According to our research, most of the organizations who suffered an attack were not adequately prepared to respond. 75% said they were not as prepared as they had thought, with 73% stating it took too long to recover.
If there is a bright spot, industry executives, boards and the government are now keen on understanding the issue, the vulnerabilities and identifying solutions that provide protection against these criminal attacks. Most importantly, these entities are engaging third-party, cybersecurity firms to counsel and provide solutions in all three phases of network security (pre-breach, post-breach and network transformation/resiliency).
So, what’s next?
Let’s assume that awareness continues to grow and true network resiliency becomes the norm, do we expect ransomware attackers to simply fade away? The answer is unfortunately no. In fact, for those who are paying close attention to the sophisticated attack groups, they have already given us a peek into their playbook for the future. Last year it was reported that the FBI had made an arrest of a foreign national who had traveled to the United States from eastern Europe to meet with an individual of a large manufacturing company. The purpose of that meeting was to offer that person a seven-figure bribe to introduce the variant locally into the company’s environment. Further, the attack group LockBit2.0 recently posted an ad that offered ordinary individuals with access to corporate environments the ability to earn “millions” of dollars to provide the same access.
The five pillars of protection against ransomware continue to be:
multi-factor authentication for all accounts,
segmented on-premise and off-premise backups,
a comprehensive patching program,
comprehensive email scanning/spam control protocols and
the deployment of an endpoint detection and monitoring solution.
However, we must embrace the reality that these attackers will employ any technique that protects their very lucrative enterprise which includes compromising a “trusted insider.”
The true test of any network security program is not just the program’s ability to manage known or existing threats, but rather unanticipated “over the horizon” threats.

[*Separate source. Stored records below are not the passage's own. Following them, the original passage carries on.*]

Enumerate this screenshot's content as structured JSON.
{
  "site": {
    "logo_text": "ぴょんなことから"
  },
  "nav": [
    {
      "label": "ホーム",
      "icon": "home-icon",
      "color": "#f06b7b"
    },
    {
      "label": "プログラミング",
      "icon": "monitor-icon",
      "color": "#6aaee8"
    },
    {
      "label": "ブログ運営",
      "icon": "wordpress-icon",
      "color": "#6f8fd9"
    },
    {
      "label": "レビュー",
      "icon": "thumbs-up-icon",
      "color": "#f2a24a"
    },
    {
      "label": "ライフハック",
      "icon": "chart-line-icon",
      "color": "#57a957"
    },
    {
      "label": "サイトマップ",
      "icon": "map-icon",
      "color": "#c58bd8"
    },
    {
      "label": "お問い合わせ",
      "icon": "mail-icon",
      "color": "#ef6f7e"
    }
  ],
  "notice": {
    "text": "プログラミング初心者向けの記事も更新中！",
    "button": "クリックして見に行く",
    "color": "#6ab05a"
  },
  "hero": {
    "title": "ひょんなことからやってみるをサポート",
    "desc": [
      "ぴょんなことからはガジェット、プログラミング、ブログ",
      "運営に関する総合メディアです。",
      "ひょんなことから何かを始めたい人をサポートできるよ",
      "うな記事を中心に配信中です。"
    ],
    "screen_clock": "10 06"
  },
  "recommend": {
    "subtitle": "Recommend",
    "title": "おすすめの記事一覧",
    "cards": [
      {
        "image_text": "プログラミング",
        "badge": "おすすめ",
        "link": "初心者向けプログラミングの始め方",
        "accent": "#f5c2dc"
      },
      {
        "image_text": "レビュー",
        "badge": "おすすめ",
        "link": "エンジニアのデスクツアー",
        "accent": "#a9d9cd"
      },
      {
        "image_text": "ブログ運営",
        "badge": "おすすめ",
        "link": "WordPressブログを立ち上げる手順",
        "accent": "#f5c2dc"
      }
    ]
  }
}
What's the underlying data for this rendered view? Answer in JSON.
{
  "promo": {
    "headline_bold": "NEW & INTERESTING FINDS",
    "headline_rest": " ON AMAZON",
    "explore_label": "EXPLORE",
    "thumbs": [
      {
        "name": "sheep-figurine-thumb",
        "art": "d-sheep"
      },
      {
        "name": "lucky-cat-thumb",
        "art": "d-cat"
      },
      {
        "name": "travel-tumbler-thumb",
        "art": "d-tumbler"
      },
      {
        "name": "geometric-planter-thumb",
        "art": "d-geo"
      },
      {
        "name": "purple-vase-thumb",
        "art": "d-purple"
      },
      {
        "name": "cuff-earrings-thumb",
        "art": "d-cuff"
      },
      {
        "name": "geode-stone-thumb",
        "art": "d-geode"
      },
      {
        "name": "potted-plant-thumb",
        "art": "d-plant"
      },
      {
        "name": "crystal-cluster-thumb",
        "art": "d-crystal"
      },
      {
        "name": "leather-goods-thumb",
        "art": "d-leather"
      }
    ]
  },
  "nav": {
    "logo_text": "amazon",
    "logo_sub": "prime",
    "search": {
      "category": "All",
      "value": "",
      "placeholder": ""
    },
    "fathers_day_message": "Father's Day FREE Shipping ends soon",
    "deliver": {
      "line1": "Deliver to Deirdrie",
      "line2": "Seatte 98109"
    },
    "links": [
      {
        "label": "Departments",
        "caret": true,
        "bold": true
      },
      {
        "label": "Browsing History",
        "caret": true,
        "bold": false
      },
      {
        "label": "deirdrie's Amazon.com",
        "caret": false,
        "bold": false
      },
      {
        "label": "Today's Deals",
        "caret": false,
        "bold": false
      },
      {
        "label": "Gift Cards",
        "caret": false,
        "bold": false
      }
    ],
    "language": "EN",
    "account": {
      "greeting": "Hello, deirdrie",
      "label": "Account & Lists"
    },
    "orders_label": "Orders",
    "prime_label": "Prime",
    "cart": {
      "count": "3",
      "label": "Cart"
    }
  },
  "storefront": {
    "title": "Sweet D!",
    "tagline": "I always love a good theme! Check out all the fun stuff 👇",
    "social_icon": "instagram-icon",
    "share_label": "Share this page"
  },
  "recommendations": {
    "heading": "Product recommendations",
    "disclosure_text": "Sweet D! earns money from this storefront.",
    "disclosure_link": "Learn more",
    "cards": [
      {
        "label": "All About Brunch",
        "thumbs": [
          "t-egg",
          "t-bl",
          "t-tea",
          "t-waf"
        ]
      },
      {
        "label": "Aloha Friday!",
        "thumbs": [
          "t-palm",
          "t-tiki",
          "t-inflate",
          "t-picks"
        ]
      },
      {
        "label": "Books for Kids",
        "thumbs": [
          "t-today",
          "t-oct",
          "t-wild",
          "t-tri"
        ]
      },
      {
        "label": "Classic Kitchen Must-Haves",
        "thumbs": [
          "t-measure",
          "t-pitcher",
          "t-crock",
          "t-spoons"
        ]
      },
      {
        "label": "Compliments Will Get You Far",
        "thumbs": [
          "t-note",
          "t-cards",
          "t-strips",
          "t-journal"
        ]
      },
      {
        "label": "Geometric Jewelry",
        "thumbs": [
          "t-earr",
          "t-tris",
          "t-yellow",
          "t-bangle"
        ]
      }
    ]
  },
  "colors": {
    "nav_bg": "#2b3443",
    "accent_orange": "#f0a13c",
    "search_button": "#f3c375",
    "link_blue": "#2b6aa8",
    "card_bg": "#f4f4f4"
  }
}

The program playbook should be routinely revisited and simulated to account for all threats. For the public or private sector entity, emerging threats are best identified through a retained relationship with a third-party provider who is actively engaged in the virtual fight and maintains vigilant visibility on these actors and their ever-changing tactics. We believe that incorporating a “trusted insider threat program” into the network security program is a critical part of protecting high value companies and government entities both now and in the future.
Unfortunately, there is no silver bullet that will stop the scourge of ransomware. Rather, the antidote resides collectively with the leadership of companies and governments to understand and embrace the issue, the vigilance of network users and defenders and with service providers to develop and provide solutions for current and emerging threats. Louis Pasteur once said “Fortune favors the prepared mind” which certainly can be argued is the sum of a capable network security program.